After mounting all specific routes, [`src/node/routes/index.ts`](https://github.com/coder/code-server/blob/main/src/node/routes/index.ts) lines **[75-L80](https://github.com/coder/code-server/blob/main/src/node/routes/index.ts#L75-L80)** attach a catch-all middleware that throws an `HttpError` with status 404. This error propagates to the `errorHandler` in [`src/node/routes/errors.ts`](https://github.com/coder/code-server/blob/main/src/node/routes/errors.ts), which renders a friendly HTML page or returns JSON depending on the `Accept` header.

### Why are VS Code routes mounted on both "/" and "/vscode" prefixes?

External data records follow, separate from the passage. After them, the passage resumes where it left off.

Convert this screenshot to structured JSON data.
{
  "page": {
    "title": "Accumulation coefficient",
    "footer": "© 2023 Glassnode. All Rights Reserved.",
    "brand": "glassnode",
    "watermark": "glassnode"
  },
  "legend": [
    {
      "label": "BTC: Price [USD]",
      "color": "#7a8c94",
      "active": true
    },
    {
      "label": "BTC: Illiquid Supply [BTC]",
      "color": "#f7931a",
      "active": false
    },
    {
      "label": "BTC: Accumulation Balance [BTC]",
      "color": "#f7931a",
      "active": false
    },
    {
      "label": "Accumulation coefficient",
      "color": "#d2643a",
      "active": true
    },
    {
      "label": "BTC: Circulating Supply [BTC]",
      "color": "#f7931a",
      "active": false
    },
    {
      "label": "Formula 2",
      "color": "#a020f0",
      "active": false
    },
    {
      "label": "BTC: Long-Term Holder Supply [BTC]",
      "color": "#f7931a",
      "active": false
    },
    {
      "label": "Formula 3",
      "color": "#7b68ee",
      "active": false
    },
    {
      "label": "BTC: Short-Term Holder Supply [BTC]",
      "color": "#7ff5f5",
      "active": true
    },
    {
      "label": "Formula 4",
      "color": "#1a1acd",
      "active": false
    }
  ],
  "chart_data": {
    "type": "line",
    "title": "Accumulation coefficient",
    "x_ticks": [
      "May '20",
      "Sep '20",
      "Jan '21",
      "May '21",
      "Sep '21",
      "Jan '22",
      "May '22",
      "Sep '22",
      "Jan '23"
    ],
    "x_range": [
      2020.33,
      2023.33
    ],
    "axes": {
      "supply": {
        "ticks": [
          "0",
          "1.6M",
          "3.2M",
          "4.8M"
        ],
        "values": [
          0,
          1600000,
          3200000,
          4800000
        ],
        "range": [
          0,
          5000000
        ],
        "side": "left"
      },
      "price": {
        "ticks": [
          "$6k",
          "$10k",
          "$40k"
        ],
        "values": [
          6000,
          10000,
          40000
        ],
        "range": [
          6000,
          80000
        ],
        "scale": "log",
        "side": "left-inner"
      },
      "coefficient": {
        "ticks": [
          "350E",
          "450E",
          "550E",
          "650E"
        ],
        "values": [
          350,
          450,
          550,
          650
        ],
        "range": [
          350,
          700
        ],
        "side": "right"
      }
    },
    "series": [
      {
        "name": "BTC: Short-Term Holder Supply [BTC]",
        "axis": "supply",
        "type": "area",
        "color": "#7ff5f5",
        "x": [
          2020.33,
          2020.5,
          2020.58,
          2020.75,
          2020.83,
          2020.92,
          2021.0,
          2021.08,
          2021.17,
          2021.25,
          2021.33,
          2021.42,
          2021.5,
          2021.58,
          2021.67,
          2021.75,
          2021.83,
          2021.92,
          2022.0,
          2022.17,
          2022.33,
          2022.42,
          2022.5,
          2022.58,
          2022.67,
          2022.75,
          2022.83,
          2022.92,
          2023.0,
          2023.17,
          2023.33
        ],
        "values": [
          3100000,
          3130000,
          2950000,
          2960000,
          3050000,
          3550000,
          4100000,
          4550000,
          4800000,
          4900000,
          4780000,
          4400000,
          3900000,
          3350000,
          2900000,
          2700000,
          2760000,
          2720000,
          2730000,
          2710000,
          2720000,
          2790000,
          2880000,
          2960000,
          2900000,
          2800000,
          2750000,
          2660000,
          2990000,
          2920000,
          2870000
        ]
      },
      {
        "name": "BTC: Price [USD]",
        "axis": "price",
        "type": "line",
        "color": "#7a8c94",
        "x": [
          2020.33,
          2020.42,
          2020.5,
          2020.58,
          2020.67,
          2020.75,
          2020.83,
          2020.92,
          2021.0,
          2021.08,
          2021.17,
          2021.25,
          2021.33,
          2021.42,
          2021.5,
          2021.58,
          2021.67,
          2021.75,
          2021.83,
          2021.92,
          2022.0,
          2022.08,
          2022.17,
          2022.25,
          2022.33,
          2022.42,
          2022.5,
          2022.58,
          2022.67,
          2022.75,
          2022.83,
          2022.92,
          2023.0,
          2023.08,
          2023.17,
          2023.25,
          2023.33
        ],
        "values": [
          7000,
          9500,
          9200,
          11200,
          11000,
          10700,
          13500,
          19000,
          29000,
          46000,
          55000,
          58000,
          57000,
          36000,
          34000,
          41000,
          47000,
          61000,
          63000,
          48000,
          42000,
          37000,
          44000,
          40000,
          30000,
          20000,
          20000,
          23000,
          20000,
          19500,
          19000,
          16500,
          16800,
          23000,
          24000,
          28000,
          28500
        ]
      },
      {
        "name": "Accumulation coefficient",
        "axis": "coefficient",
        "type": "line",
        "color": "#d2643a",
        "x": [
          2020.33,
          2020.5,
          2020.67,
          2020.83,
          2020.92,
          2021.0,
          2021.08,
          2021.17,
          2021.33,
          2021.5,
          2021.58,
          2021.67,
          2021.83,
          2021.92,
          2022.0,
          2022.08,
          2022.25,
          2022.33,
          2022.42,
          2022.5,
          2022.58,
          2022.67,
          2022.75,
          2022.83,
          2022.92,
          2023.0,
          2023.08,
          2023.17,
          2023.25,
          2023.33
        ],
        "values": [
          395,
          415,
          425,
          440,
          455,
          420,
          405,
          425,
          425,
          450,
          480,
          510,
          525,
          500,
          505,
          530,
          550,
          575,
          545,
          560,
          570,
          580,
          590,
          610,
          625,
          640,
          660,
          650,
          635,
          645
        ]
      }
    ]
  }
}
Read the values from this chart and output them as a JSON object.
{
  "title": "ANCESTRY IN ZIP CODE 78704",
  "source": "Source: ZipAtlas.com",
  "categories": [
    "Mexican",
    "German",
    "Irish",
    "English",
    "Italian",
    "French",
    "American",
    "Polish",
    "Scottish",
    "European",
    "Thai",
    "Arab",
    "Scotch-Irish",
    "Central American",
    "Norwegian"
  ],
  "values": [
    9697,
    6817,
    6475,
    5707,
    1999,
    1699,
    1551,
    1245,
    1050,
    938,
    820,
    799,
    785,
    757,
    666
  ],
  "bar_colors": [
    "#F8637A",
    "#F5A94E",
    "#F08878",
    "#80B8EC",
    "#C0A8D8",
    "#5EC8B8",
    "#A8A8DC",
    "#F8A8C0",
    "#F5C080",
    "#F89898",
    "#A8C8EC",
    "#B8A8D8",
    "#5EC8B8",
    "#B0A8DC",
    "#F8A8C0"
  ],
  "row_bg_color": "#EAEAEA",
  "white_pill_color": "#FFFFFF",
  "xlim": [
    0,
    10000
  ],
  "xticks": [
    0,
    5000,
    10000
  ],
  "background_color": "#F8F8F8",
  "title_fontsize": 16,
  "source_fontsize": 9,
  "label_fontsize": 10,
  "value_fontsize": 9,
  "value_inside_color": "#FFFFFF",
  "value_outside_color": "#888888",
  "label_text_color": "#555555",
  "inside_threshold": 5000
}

The registration loop in [`src/node/routes/index.ts`](https://github.com/coder/code-server/blob/main/src/node/routes/index.ts) (lines **[70-L73](https://github.com/coder/code-server/blob/main/src/node/routes/index.ts#L70-L73)**) mounts the VS Code router on both paths to ensure backward compatibility and flexible deployment configurations. This allows users to access the IDE at the root domain or via the explicit `/vscode` subdirectory without changing the underlying route logic.